In-Hospital Newborn Falls: How Big Is the Problem?

Friday, 20 July 2018: 1:30 PM

Rachel Abraham Joseph, PhD, RN, CCRN
Department of Nursing, West Chester Univeristy of PA, Exton, PA, USA

Purpose: To explore the literature to identify the common factors that contribute to newborn falls in hospitals, the outcome of newborn falls, and discuss interventions that can reduce, if not prevent, newborn falls that occur in hospital environment.

Background:

According to the Joint Commission, every year approximately 600-1600 newborn falls occur in hospitals in the United States. Newborn falls can be defined as falls that occur in newborn from birth to one month. Several factors influence the rate of newborn falls in hospitals. With the emphasis on exclusive breast feeding tired mothers were reported to have slept while feeding the baby causing the newborns to fall from their arms. The outcome of newborn falls vary and quality improvement measures should be in place to address this major health risk, in this most vulnerable population, at a time when the parents are exhausted. Newborn falls is an under-researched area of infant care; therefore, data are minimal. Several hospitals have initiated quality improvement programs to identify and manage the factors that contribute to the fall of newborns.

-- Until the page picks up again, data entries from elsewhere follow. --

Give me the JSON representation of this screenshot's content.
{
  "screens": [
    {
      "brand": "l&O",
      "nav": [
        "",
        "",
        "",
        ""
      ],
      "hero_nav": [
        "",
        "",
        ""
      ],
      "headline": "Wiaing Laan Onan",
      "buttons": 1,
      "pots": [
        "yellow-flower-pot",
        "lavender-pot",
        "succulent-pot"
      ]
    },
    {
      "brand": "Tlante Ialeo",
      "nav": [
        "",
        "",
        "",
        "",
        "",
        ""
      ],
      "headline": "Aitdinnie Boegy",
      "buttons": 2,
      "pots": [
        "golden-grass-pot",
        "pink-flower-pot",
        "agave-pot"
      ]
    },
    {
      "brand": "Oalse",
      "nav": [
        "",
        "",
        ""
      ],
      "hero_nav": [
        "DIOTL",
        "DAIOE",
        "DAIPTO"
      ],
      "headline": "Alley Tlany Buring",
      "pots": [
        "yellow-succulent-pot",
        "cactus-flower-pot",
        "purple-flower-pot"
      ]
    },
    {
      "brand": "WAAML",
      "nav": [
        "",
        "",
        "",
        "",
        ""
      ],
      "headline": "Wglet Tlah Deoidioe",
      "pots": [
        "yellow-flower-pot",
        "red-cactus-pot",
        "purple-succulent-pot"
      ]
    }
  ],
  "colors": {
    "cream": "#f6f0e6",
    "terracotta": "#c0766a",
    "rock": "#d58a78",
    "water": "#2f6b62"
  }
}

The actual number of newborn falls may be higher as most newborns leave the hospital by 2-3 days of age. Newborn falls that occur outside the hospitals may not get reported unless serious injury occurs. Though this is an important concern, falls that occur at home is not included in this review, to minimize discussions on potential abuse and neglect.

Methods

An integrated review of literature was conducted in CINAHL, PsychInfo, and PubMed using search terms ‘newborn’, ‘falls’, and ‘hospital’ and limited the query for years 2012-2017 to yield 248 articles. Duplicates and irrelevant ones were removed to yield 18 full text articles. These articles were explored for factors that contribute to the fall, consequences of the fall, injury to the newborn and measures to prevent future newborn falls.

Results

The majority of the falls tend to occur at the early morning hours - between 1AM and 7AM, during the first week. Potential factors include sleepy mother, recent pain medication, sick mothers, careless parents, post caesarian section status, younger mother, substance use resulting in withdrawal, accidental fall form crib, or ‘dragged down’ by a jealous sibling. Newborn falls also occur while transferring a newborn to another person or to a crib. Injuries reported include bruises, fractures, head injury, or burns. Consequences noted in literature include legal allegation of abuse by parents, parental guilt, parental suicide, and punishment of the sibling. Parental guilt may result in underreporting unless a serious injury occurs. Though small in incidence, this is becoming a mandatory reporting incident in hospitals across the US.

Implications for practice

Nurses can prevent the incidence of newborn falls to a great extent. Measures to prevent falls may include: family support, particularly for first time mothers; safety protocol; hourly rounding; breast feeding support; increasing nurse patient ratio; safer design of hospital equipment (bed with a different type of rails and lower bassinet); close monitoring; raising awareness; maternal blood sugar check; extra personnel for breast feeding supervision during high-risk hours; infant safety signage and recruitment of interdisciplinary team to discuss the risk. Nurses also must support the parents after the newborn falls happen, to reduce emotional trauma that occurred, while examining the newborn for any impact of the fall. Quality improvement initiatives in hospitals will provide evidence for an appropriate measure to address these concerns. A national database and mandatory reporting, even if there is no injury, will help to identify the extent of the problem. It is essential to support family bonding while eliminating falls in newborns.